While we all love Doug for his prowess with numbers, his students love him for his ability to foster their prowess with numbers
Here are some student comments that were included in his nomination for tonight’s award:
“Doug always takes time to answer absolutely any and every question asked of him to the best of his abilities, therefore no student ever hesitates to ask a question.”
“He delivers the course material in a very effective way by… real-life examples…”
“I have visited Doug both during and outside his scheduled office hours and always felt welcome regardless. He has an incredible amount of empathy and compassion for a struggling student… I felt inspired and [he] created a confidence in my abilities that hadn't been there before and this feeling spilled over into my other course as well!”
Congratulations Doug. And Thank You! (written by Todd Kettner)
Allyson Perrott began working at Selkirk College as a chemistry instructor in August of 2001. Since that time, she has provided students and colleagues with first-class instruction and mentorship.
Colleagues have used the following words to describe Allyson dedicated, creative educator, thought-provoking and engaging. Other colleagues have described Allyson as a tireless worker and a great mentor.
Allyson is often seen walking down the hallway to her classes with visual models of complex chemical structures so that her students can see chemical equations. In addition to her regular teaching schedule, Allyson runs multiple workshops for youth of varying ages that serve to intrigue and inspire the next generation to get excited about chemistry.
Allyson is a role model for newer instructors through her ability to motivate students to dig into the difficult material. She can instill a sense of confidence and a belief in themselves that they can succeed.
Allyson has been instrumental in the development and delivery of the Rural Pre-Medicine (RPM) Program over the past five years. The RPM students from Selkirk College consistently produce above average MCAT boot camp scores pertaining to organic chemistry directly related to Allyson’s ability to facilitate optimal student learning.
Allyson contributes not only to excellent student learning but to the overall college community. For example, for many years Allyson was an active member of the University Arts & Sciences Curriculum Committee and, most recently, Allyson has been instrumental in sharing her wisdom and pragmatic approach to the RPM Admission Committee.
Allyson has gone out of her way to ensure that timetabling for courses makes sense and that any conflicts in timetabling are dealt with expediently and in a way that best supports students.
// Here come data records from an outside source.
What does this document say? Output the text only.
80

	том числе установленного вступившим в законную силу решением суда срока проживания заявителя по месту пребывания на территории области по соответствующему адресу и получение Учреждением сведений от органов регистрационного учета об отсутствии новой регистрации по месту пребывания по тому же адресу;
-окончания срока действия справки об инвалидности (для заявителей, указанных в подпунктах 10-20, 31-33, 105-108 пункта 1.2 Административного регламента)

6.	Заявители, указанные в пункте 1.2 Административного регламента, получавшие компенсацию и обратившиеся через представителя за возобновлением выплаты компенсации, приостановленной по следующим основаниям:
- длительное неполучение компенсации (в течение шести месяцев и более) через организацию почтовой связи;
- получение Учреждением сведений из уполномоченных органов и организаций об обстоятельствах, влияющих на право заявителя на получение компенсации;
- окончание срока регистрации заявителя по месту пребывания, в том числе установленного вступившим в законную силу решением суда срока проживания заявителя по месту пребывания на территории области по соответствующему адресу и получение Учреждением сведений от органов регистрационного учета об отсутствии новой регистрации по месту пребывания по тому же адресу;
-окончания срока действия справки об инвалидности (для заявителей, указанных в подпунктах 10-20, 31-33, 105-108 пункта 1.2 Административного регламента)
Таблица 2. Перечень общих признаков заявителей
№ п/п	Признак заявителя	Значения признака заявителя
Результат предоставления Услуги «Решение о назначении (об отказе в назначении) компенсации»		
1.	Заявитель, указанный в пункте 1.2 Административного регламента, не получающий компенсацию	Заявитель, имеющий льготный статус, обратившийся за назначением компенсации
Most importantly, each year, Allyson goes from classroom to classroom and ensures that the lightbulbs on all of the overhead projectors are in working order for the start of the upcoming academic semester.
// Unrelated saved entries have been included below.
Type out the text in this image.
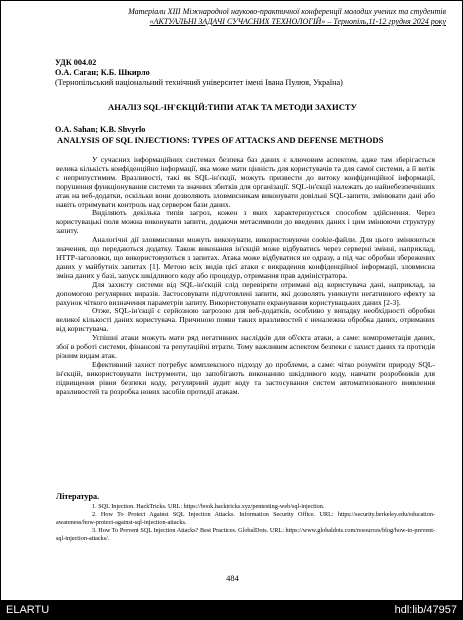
Матеріали XIII Міжнародної науково-практичної конференції молодих учених та студентів
«АКТУАЛЬНІ ЗАДАЧІ СУЧАСНИХ ТЕХНОЛОГІЙ» – Тернопіль,11-12 грудня 2024 року
УДК 004.02
О.А. Саган; К.Б. Шкирло
(Тернопільський національний технічний університет імені Івана Пулюя, Україна)
АНАЛІЗ SQL-ІН'ЄКЦІЙ:ТИПИ АТАК ТА МЕТОДИ ЗАХИСТУ
O.A. Sahan; K.B. Shvyrlo
ANALYSIS OF SQL INJECTIONS: TYPES OF ATTACKS AND DEFENSE METHODS

У сучасних інформаційних системах безпека баз даних є ключовим аспектом, адже там зберігається велика кількість конфіденційно інформації, яка може мати цінність для користувачів та для самої системи, а її витік є неприпустимим. Вразливості, такі як SQL-ін'єкції, можуть призвести до витоку конфіденційної інформації, порушення функціонування системи та значних збитків для організації. SQL-ін'єкції належать до найнебезпечніших атак на веб-додатки, оскільки вони дозволяють зловмисникам виконувати довільні SQL-запити, змінювати дані або навіть отримувати контроль над сервером бази даних.

Виділяють декілька типів загроз, кожен з яких характеризується способом здійснення. Через користувацькі поля можна виконувати запити, додаючи метасимволи до введених даних і цим змінюючи структуру запиту.

Аналогічні дії зловмисники можуть виконувати, використовуючи cookie-файли. Для цього змінюються значення, що передаються додатку. Також виконання ін'єкцій може відбуватись через серверні змінні, наприклад, HTTP-заголовки, що використовуються з запитах. Атака може відбуватися не одразу, а під час обробки збережених даних у майбутніх запитах [1]. Метою всіх видів цієї атаки є викрадення конфіденційної інформації, зловмисна зміна даних у базі, запуск шкідливого коду або процедур, отримання прав адміністратора.

Для захисту системи від SQL-ін'єкцій слід перевіряти отримані від користувача дані, наприклад, за допомогою регулярних виразів. Застосовувати підготовлені запити, які дозволять уникнути негативного ефекту за рахунок чіткого визначення параметрів запиту. Використовувати екранування користувацьких даних [2-3].

Отже, SQL-ін'єкції є серйозною загрозою для веб-додатків, особливо у випадку необхідності обробки великої кількості даних користувача. Причиною появи таких вразливостей є неналежна обробка даних, отриманих від користувача.

Успішні атаки можуть мати ряд негативних наслідків для об'єкта атаки, а саме: компрометація даних, збої в роботі системи, фінансові та репутаційні втрати. Тому важливим аспектом безпеки є захист даних та протидія різним видам атак.

Ефективний захист потребує комплексного підходу до проблеми, а саме: чітко розуміти природу SQL-ін'єкцій, використовувати інструменти, що запобігають виконанню шкідливого коду, навчати розробників для підвищення рівня безпеки коду, регулярний аудит коду та застосування систем автоматизованого виявлення вразливостей та розробка нових засобів протидії атакам.

Література.

1. SQL Injection. HackTricks. URL: https://book.hacktricks.xyz/pentesting-web/sql-injection.

2. How To Protect Against SQL Injection Attacks. Information Security Office. URL: https://security.berkeley.edu/education-awareness/how-protect-against-sql-injection-attacks.

3. How To Prevent SQL Injection Attacks? Best Practices. GlobalDots. URL: https://www.globaldots.com/resources/blog/how-to-prevent-sql-injection-attacks/.

484
ELARTU	hdl:lib/47957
Allyson is best known for getting the job done in a comprehensive, pragmatic way and without fanfare. Allyson is has been described as being incredibly reliable, she seldom complains but is no pushover. She offers criticism or critique in a respectful and constructive manner.
Each summer, Allyson teaches chemistry at Dalhousie University in Nova Scotia. In this way, Allyson brings her incredible way of being from one side of the country to the other. We are sure that students at Dal are the recipients of Allyson’s excellent work ethic and enthusiasm.
Congratulations Allyson, your contribution to student learning and the Selkirk College community is very much appreciated.